Commonwealth v. Burno

*568SPAETH, Judge,

dissenting:

As the majority recognizes, Commonwealth v. Newell, 486 Pa. 478, 406 A.2d 733 (1979), and Commonwealth v. Weiss, 289 Pa.Super. 1, 432 A.2d 1020 (1981), require that the plea bargain be favorable, and that the defendant understand the bargain and be satisfied to accept it rather than go to trial.

Although the majority characterizes the bargain here as favorable, the Commonwealth did not. Thus at the guilty plea hearing, in support of the court’s accepting the plea, the assistant district attorney said:

As the Court well knows a life sentence in Pennsylvania at the present time carries an average sentence in the neighborhood of fifteen years. This defendants [sic] guilty plea to that minimum sentence in effect provides the Commonwealth with the punishment that the law presently imposes as a practical matter, although not as a theoretical matter, and therefore we feel that the plea is justified based on all of those factors.
R.R. at 29a-30a.

But if we treat the bargain as favorable, still, appellee as defendant could not have understood it. For as the majority acknowledges, there was no discussion of the elements of the crime charged or of the permissible range of sentences. Since appellant could not have understood the bargain, he could not have been satisfied—that is, he could not make an intelligent decision to be satisfied—to accept it rather than go to trial.

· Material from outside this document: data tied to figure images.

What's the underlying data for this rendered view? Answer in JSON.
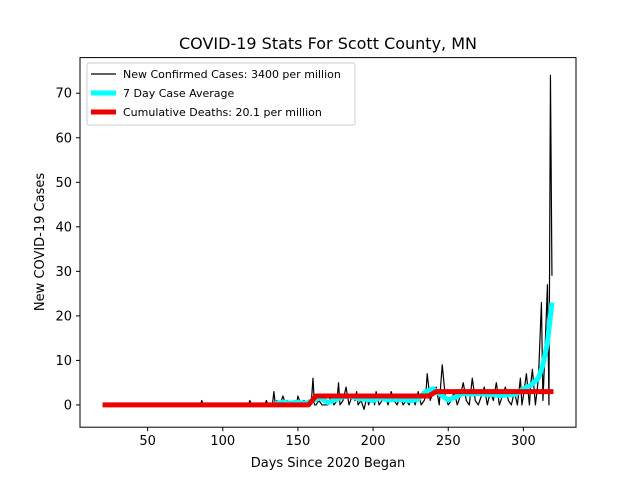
{
  "chart_data": {
    "type": "line",
    "title": "COVID-19 Stats For Scott County, MN",
    "xlabel": "Days Since 2020 Began",
    "ylabel": "New COVID-19 Cases",
    "xlim": [
      5,
      335
    ],
    "ylim": [
      -5,
      78
    ],
    "xticks": [
      50,
      100,
      150,
      200,
      250,
      300
    ],
    "yticks": [
      0,
      10,
      20,
      30,
      40,
      50,
      60,
      70
    ],
    "grid": false,
    "legend_position": "top-left",
    "series": [
      {
        "name": "New Confirmed Cases: 3400 per million",
        "color": "#000000",
        "x": [
          20,
          40,
          60,
          85,
          86,
          87,
          100,
          117,
          118,
          119,
          125,
          128,
          129,
          130,
          133,
          134,
          135,
          136,
          137,
          138,
          140,
          142,
          143,
          144,
          145,
          146,
          148,
          149,
          150,
          152,
          154,
          156,
          158,
          159,
          160,
          161,
          162,
          164,
          166,
          168,
          170,
          172,
          174,
          176,
          177,
          178,
          180,
          182,
          184,
          186,
          188,
          189,
          190,
          192,
          194,
          196,
          197,
          198,
          200,
          201,
          202,
          204,
          206,
          208,
          210,
          212,
          214,
          216,
          218,
          220,
          222,
          224,
          226,
          228,
          230,
          232,
          234,
          235,
          236,
          238,
          240,
          242,
          244,
          246,
          248,
          250,
          252,
          254,
          256,
          258,
          260,
          262,
          264,
          265,
          266,
          268,
          270,
          272,
          274,
          276,
          278,
          280,
          282,
          284,
          286,
          288,
          290,
          292,
          294,
          296,
          298,
          299,
          300,
          302,
          304,
          305,
          306,
          308,
          310,
          312,
          313,
          314,
          316,
          317,
          318,
          319
        ],
        "values": [
          0,
          0,
          0,
          0,
          1,
          0,
          0,
          0,
          1,
          0,
          0,
          0,
          1,
          0,
          0,
          3,
          0,
          1,
          0,
          0,
          2,
          0,
          1,
          0,
          0,
          0,
          1,
          0,
          2,
          0,
          1,
          0,
          0,
          1,
          6,
          0,
          0,
          1,
          0,
          0,
          0,
          2,
          0,
          1,
          5,
          0,
          1,
          4,
          0,
          2,
          1,
          3,
          0,
          1,
          -1,
          2,
          0,
          1,
          2,
          0,
          3,
          0,
          1,
          2,
          0,
          3,
          1,
          0,
          2,
          0,
          1,
          0,
          2,
          0,
          3,
          0,
          1,
          2,
          7,
          1,
          3,
          4,
          0,
          9,
          2,
          0,
          1,
          3,
          0,
          2,
          5,
          1,
          0,
          3,
          6,
          1,
          0,
          2,
          4,
          0,
          3,
          1,
          5,
          0,
          2,
          4,
          1,
          0,
          3,
          0,
          6,
          0,
          2,
          7,
          0,
          5,
          8,
          0,
          6,
          23,
          1,
          9,
          27,
          0,
          74,
          29
        ]
      },
      {
        "name": "7 Day Case Average",
        "color": "#00ffff",
        "x": [
          135,
          140,
          145,
          150,
          155,
          160,
          165,
          170,
          175,
          180,
          185,
          190,
          195,
          200,
          205,
          210,
          215,
          220,
          225,
          230,
          235,
          240,
          245,
          250,
          255,
          260,
          265,
          270,
          275,
          280,
          285,
          290,
          295,
          300,
          305,
          310,
          313,
          316,
          319
        ],
        "values": [
          0.3,
          0.6,
          0.4,
          0.6,
          0.3,
          1.0,
          1.6,
          0.5,
          1.2,
          1.8,
          2.0,
          1.4,
          1.3,
          1.0,
          1.6,
          1.1,
          1.3,
          1.2,
          0.9,
          1.3,
          3.0,
          3.6,
          2.3,
          1.1,
          1.8,
          2.6,
          2.4,
          2.6,
          2.4,
          2.3,
          2.1,
          2.3,
          2.4,
          3.6,
          4.4,
          6.0,
          9.0,
          14.0,
          23.0
        ]
      },
      {
        "name": "Cumulative Deaths: 20.1 per million",
        "color": "#ee0000",
        "x": [
          20,
          157,
          162,
          190,
          237,
          242,
          320
        ],
        "values": [
          0,
          0,
          2,
          2,
          2,
          3,
          3
        ]
      }
    ]
  }
}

Newell and Weiss do not support the majority but are contra. In Newell, “Appellant knew there was a possibility of receiving first degree murder, and he also knew the theft charges would be dropped by pleading guilty to third degree murder.” 486 Pa. at 477, 406 A.2d at 734. In Weiss, the elements of the crime charged (burglary) were defined, and appellant knew he was “facing 40 to 60 years.” 289 Pa.Super. at 7, 432 A.2d at 1023. He got only 4 to 10 years. Thus, in both cases the defendant got a bargain, he understood the bargain, and he could make an intelligent decision *569to accept it rather than go to trial. Here, these requirements are not satisfied.

The order of the lower court should be affirmed.